La possibilità di avere vicino alla propria abitazione un centro di raccolta di rifiuto istintivamente fa storcere il naso a chiunque.
Il pregiudizio verso qualsiasi attività che attiene ai rifiuti è ancora forte, non rilevando se la struttura allestita in concreto svolga mera attività di raccolta piuttosto che operazioni di trattamento.
D’altronde come dare torto a chi associa a tali attività immediatamente un pregiudizio, alla luce della gestione dei rifiuti condotta nel nostro Paese, con realtà che ne hanno risentito più di altre.
È necessario, quindi un rinnovamento dell’intera filiera di gestione dei rifiuti, affinché non si registrino più quelle situazioni che le cronache tendono a definire “emergenze rifiuti”.
Perché se da un lato si può storcere il naso all’idea di un centro di raccolta come vicino di casa, è indubbio che nessuno apprezza cumuli di rifiuti davanti la porta, in attesa che qualcuno venga a ritirarli.
Una riforma della filiera dei rifiuti, tuttavia, non può che partire dall’apice, ossia dal conferimento e dalla raccolta di quanto prodotto principalmente dalle utenze urbane.
Al riguardo, la struttura normativamente prevista per assolvere tale compito non può che essere individuata nei centri di raccolta, definiti dal Testo Unico ambientale come “l’area presidiata ed allestita, senza nuovi o maggiori oneri a carico della finanza pubblica, per l’attività di raccolta mediante raggruppamento differenziato dei rifiuti urbani per frazioni omogenee conferiti dai detentori per il trasporto agli impianti di recupero e trattamento”.
In altri termini, è l’isola ecologica dove le utenze domestiche e non domestiche (anche mediante il gestore del servizio pubblico e gli altri soggetti tenuti al ritiro di specifiche tipologie di rifiuti dalle utenze domestiche) possono conferire i rifiuti.
Per assolvere a tale compito sembrerebbe necessario che tali strutture siano ubicate in prossimità delle zone residenziali.
Ma ciò è possibile?
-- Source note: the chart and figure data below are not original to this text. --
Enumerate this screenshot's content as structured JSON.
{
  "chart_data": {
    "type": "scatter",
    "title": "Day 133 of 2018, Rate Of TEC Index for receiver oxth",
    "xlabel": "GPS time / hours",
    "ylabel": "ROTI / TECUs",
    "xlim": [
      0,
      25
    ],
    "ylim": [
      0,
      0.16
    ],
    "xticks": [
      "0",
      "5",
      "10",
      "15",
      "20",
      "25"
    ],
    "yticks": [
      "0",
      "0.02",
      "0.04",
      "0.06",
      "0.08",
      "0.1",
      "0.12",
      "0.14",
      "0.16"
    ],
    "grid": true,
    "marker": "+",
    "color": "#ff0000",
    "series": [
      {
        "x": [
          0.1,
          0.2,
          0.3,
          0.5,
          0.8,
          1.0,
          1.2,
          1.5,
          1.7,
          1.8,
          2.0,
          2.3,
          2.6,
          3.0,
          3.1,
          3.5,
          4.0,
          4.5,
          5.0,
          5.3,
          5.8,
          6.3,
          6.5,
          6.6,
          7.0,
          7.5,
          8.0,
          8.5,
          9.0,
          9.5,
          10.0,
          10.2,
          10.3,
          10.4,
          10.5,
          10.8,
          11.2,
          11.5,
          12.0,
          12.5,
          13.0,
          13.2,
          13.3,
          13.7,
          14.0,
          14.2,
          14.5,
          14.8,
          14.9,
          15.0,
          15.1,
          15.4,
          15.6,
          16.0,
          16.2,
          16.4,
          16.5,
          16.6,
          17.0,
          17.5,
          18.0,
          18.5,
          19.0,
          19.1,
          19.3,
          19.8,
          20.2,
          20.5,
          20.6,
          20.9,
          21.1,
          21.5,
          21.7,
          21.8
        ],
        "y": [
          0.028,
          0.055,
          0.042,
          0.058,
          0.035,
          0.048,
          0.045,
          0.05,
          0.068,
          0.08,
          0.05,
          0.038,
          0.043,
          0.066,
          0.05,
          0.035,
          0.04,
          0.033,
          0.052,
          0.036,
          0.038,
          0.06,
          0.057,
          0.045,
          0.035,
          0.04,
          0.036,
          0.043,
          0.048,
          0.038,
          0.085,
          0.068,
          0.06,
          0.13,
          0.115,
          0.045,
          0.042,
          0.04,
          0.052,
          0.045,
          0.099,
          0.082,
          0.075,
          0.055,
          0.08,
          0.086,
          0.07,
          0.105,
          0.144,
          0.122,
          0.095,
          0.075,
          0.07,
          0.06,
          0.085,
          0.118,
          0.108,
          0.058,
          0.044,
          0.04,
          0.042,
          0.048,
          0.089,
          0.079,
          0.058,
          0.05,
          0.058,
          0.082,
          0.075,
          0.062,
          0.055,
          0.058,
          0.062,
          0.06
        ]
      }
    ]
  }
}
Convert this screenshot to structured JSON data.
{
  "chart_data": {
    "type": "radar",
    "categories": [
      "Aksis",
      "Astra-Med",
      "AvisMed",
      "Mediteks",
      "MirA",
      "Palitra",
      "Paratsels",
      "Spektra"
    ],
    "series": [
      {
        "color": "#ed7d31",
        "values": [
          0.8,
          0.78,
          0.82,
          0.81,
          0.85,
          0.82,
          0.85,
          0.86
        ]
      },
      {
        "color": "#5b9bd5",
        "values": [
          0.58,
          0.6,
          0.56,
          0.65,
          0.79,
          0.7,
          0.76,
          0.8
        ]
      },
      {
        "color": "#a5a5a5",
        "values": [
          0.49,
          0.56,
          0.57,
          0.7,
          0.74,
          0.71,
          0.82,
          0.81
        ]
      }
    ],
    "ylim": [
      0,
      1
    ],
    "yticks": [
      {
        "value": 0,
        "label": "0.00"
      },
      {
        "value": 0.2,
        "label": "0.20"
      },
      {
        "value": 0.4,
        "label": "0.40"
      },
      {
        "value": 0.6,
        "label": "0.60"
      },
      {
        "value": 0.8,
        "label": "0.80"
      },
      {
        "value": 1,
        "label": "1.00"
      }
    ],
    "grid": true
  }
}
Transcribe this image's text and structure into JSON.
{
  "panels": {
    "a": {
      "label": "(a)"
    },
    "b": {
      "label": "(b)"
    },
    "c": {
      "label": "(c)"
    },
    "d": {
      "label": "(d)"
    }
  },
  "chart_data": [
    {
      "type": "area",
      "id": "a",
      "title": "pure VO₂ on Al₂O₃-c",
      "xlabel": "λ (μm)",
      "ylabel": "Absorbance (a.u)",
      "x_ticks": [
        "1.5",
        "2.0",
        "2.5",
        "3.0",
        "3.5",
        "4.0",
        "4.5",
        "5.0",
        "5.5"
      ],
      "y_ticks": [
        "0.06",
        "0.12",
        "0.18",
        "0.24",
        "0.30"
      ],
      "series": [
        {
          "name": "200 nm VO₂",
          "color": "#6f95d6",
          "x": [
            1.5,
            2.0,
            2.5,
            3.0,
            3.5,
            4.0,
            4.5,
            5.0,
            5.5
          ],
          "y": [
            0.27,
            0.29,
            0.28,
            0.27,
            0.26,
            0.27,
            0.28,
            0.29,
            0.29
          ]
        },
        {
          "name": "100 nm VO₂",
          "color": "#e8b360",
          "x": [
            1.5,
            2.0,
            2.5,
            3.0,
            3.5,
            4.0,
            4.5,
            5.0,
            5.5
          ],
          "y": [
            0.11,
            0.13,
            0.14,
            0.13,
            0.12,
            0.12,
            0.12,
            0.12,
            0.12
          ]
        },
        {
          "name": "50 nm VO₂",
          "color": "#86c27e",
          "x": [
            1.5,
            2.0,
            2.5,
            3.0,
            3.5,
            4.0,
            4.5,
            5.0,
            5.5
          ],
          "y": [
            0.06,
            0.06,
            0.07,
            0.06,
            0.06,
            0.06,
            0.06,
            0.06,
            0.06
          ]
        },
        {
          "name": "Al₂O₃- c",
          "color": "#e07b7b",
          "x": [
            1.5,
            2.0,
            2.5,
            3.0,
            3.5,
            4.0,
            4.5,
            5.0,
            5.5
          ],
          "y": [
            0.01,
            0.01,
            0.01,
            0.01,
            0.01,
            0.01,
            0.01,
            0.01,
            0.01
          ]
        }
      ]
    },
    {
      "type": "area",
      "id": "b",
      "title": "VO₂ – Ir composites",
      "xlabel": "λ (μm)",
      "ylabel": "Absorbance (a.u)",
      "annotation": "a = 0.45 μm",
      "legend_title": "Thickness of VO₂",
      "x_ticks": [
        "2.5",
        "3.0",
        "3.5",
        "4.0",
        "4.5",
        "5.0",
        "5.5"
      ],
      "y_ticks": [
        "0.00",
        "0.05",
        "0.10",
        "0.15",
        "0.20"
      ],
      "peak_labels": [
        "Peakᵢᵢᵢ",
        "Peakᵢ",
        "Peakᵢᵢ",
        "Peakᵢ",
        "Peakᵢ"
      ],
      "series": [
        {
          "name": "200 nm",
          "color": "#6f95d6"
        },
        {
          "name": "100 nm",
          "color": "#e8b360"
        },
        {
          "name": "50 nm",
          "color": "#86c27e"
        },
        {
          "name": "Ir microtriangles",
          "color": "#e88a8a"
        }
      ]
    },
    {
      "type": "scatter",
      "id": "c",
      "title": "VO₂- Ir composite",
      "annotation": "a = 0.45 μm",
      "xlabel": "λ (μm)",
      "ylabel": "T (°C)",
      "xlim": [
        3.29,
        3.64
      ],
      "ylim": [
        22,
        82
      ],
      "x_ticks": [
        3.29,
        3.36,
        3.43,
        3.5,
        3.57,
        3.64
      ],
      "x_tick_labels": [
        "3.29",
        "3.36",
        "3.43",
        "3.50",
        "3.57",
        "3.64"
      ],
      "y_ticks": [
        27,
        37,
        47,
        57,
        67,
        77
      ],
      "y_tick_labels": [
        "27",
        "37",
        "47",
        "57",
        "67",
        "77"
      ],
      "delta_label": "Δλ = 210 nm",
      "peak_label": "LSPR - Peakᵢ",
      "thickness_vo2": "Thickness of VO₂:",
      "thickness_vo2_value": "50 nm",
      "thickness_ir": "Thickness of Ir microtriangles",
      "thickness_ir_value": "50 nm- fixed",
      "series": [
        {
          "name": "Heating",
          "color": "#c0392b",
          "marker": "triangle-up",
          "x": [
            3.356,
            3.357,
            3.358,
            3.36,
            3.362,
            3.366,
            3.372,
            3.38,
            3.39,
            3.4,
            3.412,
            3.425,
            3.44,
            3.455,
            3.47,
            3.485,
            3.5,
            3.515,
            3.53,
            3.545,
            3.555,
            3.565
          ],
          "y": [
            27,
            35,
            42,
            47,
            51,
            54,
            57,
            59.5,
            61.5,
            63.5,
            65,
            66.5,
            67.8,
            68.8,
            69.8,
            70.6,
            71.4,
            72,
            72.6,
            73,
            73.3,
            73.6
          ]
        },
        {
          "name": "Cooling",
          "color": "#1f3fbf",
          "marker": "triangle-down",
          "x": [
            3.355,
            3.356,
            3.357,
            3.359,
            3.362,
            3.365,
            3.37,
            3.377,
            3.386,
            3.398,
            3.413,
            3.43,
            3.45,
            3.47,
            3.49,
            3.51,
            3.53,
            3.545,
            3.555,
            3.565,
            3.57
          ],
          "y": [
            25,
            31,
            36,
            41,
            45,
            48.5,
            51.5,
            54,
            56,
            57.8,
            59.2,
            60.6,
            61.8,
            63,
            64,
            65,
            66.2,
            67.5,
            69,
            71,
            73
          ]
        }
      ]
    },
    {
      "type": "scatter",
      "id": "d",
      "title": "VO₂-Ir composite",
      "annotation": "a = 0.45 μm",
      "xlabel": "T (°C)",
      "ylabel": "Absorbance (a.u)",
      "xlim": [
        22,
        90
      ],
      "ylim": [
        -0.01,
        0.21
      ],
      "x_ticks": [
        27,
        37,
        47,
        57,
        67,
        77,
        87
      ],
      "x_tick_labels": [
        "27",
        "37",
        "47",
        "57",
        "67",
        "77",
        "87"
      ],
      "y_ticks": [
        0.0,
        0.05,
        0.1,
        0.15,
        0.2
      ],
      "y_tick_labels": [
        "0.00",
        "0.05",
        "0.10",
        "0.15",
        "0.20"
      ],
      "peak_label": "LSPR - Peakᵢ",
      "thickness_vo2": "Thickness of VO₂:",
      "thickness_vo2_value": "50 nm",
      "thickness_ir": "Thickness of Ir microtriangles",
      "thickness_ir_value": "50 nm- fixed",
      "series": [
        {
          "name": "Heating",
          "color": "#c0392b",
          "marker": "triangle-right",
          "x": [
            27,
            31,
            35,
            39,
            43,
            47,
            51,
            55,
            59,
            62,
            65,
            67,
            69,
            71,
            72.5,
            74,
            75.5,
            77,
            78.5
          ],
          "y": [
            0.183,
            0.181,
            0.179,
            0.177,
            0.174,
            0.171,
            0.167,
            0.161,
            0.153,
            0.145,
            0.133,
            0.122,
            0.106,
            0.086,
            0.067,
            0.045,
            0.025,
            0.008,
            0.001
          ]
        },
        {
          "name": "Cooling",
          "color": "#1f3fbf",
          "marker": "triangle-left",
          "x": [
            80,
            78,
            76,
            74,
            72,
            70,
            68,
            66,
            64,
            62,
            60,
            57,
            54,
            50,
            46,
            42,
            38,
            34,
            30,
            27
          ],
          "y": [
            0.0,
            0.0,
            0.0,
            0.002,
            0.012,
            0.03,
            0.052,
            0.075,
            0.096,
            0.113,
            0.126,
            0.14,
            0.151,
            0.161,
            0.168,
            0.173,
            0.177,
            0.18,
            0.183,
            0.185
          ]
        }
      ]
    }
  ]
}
Può in concreto un Comune allestire un centro di raccolta nel tessuto urbano?
La risposta è giunta davanti al Consiglio di giustizia amministrativo per la Regione siciliana, che si è espresso favorevolmente sul tema.
Precisamente, ha affermato che “trattandosi di un servizio generalizzato e necessario in ogni quartiere – e dunque da organizzare pervasivamente in ogni zona urbana” il Consiglio di giustizia amministrativa per la Regione siciliana afferma che “è fisiologico che la sua ubicazione nel tessuto urbano prescinda, tendenzialmente, dalla destinazione urbanistica delle singole aree”.
Pertanto, vista le caratteristiche e le funzioni delle strutture in esame, dalla sentenza emerge che possono essere ubicate ovunque ciò sia utile, equiparandole, di fatto, ai servizi che devono operare sull’intero territorio comunale al pari del servizio elettrico, idrico e del gas.
Cambia la prospettiva, quindi, da fonte di pregiudizio alla comunità i centri di raccolta devono intendersi come un vero e proprio servizio pubblico, confidando che possano presto mutare anche le abitudini di una parte di cittadini.